The Government accept in principle the desirability of doing what the hon. Gentleman wishes. I can say only that it is one of the numerous matters that are high on the list of the improvements that we want to make in this sphere as and when the money is available. I wish to thank the voluntary arganisations that do so much to assist applicants in these circumstances.

I wish to say, before my speech is cut off in full flight, that I wish I had chance to deal with every point. There are remarks that I would have liked to make to balance the picture, but the time is not available. I hope that the hon. Gentleman will come and talk to me about the pearls of wisdom that lie beyond the time barrier of this debate.

On the question of the Bail Act, the hon. Gentleman has, I believe, got the situation wrong. The question that arises is not giving legal aid for applications that can now be made to the Crown court. If I am right—it can be checked in the morning—a person in the situation to which the hon. Gentleman referred, namely, a person before the magistrates before committal, has no right to go to the Crown court to make an application for bail. In order to bring about the situation that the hon. Gentleman would like to see, one would have in effect to establish an appeal procedure from the magistrates' court to the Crown court and then grant legal aid for that appeal procedure.

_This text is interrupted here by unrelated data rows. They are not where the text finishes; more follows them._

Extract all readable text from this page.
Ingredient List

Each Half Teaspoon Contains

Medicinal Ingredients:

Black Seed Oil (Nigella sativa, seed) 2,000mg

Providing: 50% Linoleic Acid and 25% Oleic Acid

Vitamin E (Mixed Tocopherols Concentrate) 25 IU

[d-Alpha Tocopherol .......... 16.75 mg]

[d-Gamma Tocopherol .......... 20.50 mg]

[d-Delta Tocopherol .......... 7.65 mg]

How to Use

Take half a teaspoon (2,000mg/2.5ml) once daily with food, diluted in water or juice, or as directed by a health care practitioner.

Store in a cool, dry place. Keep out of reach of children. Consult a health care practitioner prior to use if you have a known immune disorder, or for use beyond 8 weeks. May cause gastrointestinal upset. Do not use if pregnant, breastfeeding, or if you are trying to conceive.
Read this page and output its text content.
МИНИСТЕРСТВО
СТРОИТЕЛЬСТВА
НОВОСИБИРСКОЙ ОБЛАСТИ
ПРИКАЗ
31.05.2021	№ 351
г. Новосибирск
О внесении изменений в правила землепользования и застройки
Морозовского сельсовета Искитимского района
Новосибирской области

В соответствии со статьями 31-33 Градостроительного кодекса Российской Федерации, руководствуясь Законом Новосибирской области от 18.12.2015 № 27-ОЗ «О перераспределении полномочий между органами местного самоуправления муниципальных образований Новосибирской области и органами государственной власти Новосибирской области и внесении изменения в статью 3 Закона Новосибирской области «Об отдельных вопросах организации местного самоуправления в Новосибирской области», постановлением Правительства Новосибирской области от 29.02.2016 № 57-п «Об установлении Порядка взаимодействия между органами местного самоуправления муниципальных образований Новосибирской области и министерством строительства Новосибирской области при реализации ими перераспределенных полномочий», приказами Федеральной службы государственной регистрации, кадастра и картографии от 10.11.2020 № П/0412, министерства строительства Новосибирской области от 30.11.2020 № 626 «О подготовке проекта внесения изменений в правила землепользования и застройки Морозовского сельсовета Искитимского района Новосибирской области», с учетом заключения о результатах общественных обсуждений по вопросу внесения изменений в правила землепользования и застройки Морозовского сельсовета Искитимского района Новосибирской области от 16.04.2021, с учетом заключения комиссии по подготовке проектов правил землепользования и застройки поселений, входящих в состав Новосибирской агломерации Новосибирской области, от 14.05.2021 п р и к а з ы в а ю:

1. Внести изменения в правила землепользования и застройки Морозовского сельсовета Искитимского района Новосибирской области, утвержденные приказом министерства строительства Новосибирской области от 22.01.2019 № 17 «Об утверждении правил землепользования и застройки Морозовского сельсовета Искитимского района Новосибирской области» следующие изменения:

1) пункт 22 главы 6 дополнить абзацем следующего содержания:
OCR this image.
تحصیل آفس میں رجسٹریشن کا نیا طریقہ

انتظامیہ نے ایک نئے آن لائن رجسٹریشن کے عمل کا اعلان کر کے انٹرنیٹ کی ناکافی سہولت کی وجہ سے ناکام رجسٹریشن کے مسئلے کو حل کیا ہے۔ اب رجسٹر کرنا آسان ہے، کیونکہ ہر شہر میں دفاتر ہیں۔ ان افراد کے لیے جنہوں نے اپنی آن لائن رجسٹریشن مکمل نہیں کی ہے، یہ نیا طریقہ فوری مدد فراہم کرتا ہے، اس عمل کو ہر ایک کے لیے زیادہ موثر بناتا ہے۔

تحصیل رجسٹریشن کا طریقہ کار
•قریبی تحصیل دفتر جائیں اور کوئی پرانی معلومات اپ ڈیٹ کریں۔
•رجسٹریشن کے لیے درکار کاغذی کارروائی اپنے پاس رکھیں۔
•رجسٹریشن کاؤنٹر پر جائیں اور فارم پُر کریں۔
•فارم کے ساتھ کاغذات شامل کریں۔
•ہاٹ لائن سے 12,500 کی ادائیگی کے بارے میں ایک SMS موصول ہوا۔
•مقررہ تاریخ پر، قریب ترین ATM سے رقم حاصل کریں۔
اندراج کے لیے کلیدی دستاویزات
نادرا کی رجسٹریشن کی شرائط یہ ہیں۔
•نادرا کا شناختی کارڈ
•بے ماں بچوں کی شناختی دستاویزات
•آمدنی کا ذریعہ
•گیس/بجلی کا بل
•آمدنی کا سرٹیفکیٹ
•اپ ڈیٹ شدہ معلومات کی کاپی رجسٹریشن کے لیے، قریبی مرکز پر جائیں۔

Once a man has been committed for trial, he may then apply to the Crown court. If he has legal aid, that aid will cover his application for bail to the Crown court. It is not simply a question of providing legal aid for an existing right of appeal to the Crown court. He would also have the right of appeal. Although my noble and learned Friend the Lord Chancellor accepted in principle in Committee on the Supreme Court Act that defendants in custody should be enabled to apply for bail to the Crown court, this case is perhaps not so strong as the two previous ones. There are already two procedures by which such a person may apply for bail in the High Court. One is what is known as the Crown Office procedure. The other is an application made by the Official Solicitor on behalf of the applicant.

The number of cases being dealt with under the Crown Office procedure is increasing and the number by the Official Solicitor going down. The former qualifies for legal aid. It consists of an oral hearing for which legal aid can be obtained. The procedure whereby the application is made by the Official Solicitor has no oral hearing. The best development for applicants wishing to obtain bail is perhaps the Crown Office procedure with its twin advantages of an oral hearing as distinct from affidavits and the benefit of legal aid.

The hon. Gentleman has referred to two suggestions made by the Law Society for simplifying the procedure. I should like to draw attention to the simplification already achieved through the process introduced by the Legal Aid Act 1979

The Question having been proposed after Ten o'clock and the debate having continued for half an hour, MR. DEPUTY SPEAKER adjourned the House without Question put, pursuant to the Standing Order.

Adjourned at ten minutes past Eleven o'clock.